PEP should not be administered routinely, with
exposures at low risk of transmission, or when care is sought after
72 hr from the time of exposure. Situations in which PEP should be considered
include condom breakage with serodiscordant couples and sexual assault.
PEP is not a substitute for risk reduction and should not be considered
a form of primary HIV prevention. Individuals presenting for possible
PEP should have reinforcement of the importance of initiating, resuming,
or improving risk reduction activities. Providers are requested to report
nonoccupational PEP use to a national registry maintained by the CDC
at (877) 488-1737 or http://www.hivpepregistry.org.
XII.
CONCLUSIONS
Prevention
of HIV remains a critical priority, particularly amidst increasing complacency
related to enthusiasm about more effective treatments for HIV. The most
effective available strategies for prevention are HIV counseling and testing,
behavioral interventions to become abstinent or to reduce risk-taking,
and condoms.

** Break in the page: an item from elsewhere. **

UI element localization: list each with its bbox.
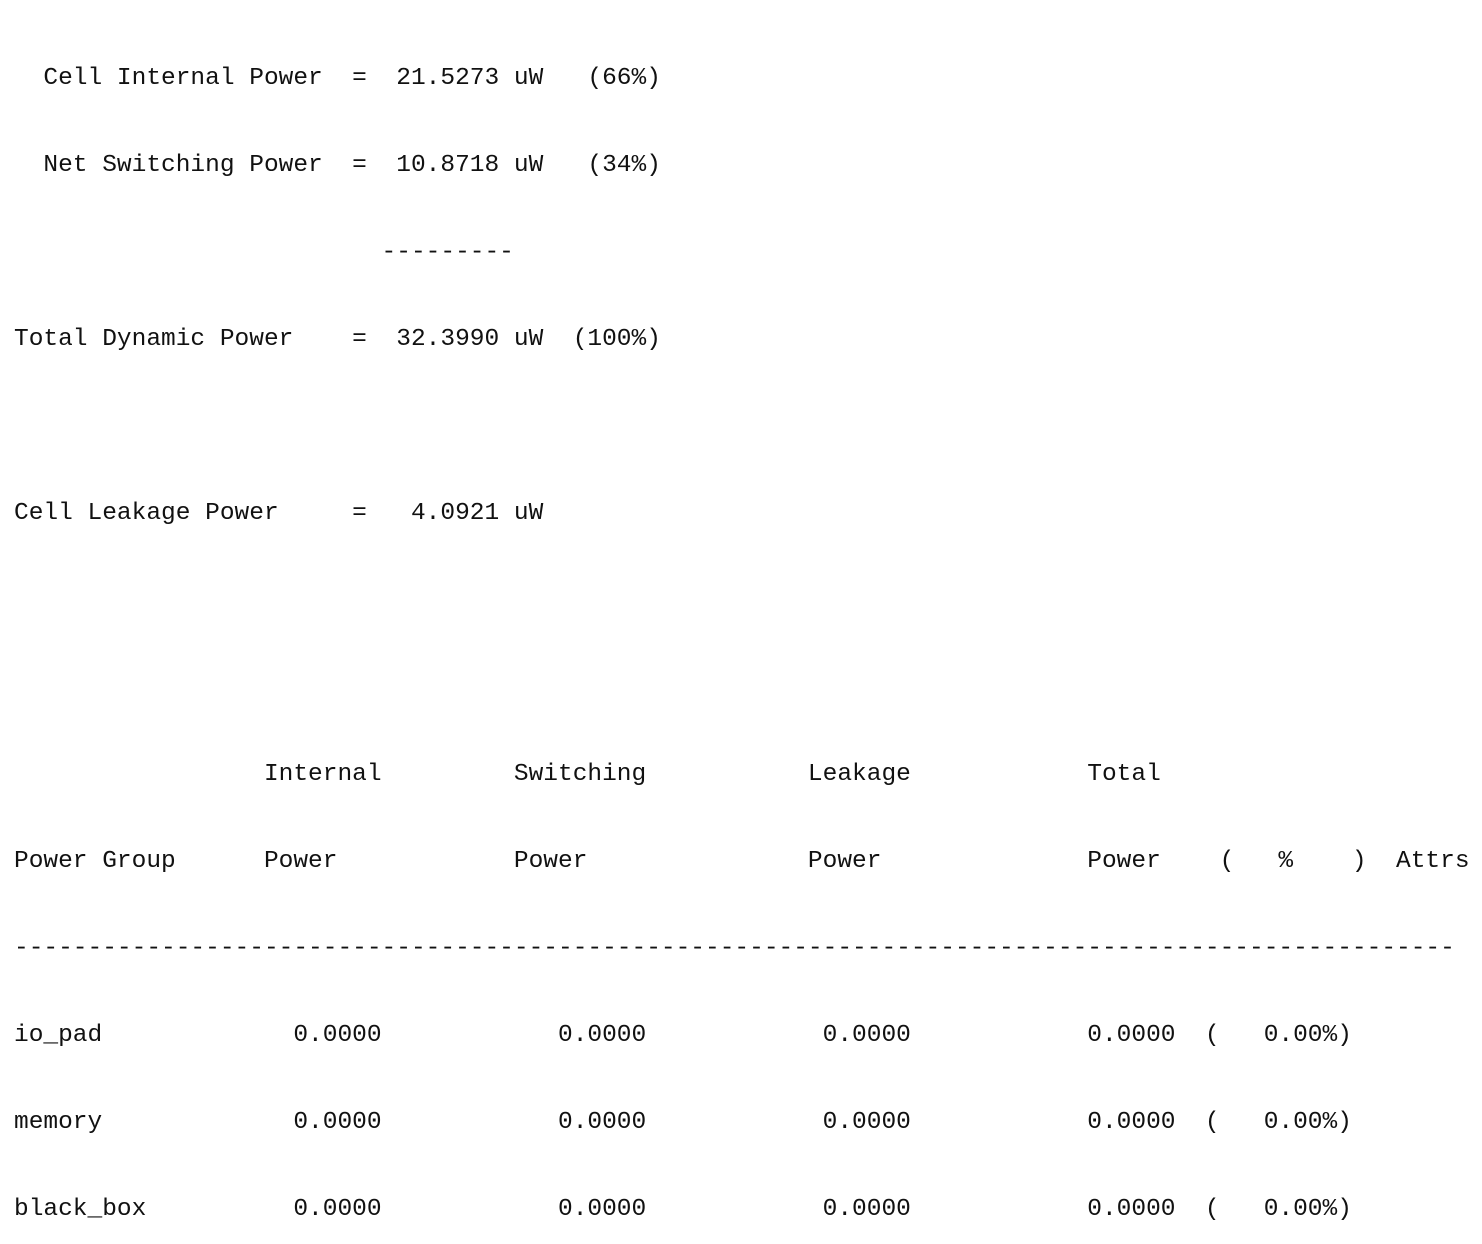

Syndromic STD treatment has been shown to reduce HIV incidence
in a large community-randomized trial, and ongoing studies are assessing
other STD interventions. Topical microbicides may provide a prevention
strategy directly under the control of women, although N-9 has not been
shown to have significant efficacy against HIV transmission in commercially
available spermicidal concentrations. New microbicide products are early
in preclinical and clinical trial testing. Several HIV vaccines are also
currently in clinical trials, ranging from phase I safety and immunogenicity
studies to phase III efficacy trials of a recombinant gp120 subunit HIV
vaccine. Lastly, postex-posure prophylaxis is occasionally being prescribed
for high-risk exposures, although there are very few data on safety and
efficacy. While these new strategies are being tested for their efficacy
to prevent HIV infection, providers must continue to conduct risk assessments
to identify women at risk for HIV and assist women in reducing their risk
through setting achievable risk reduction plans.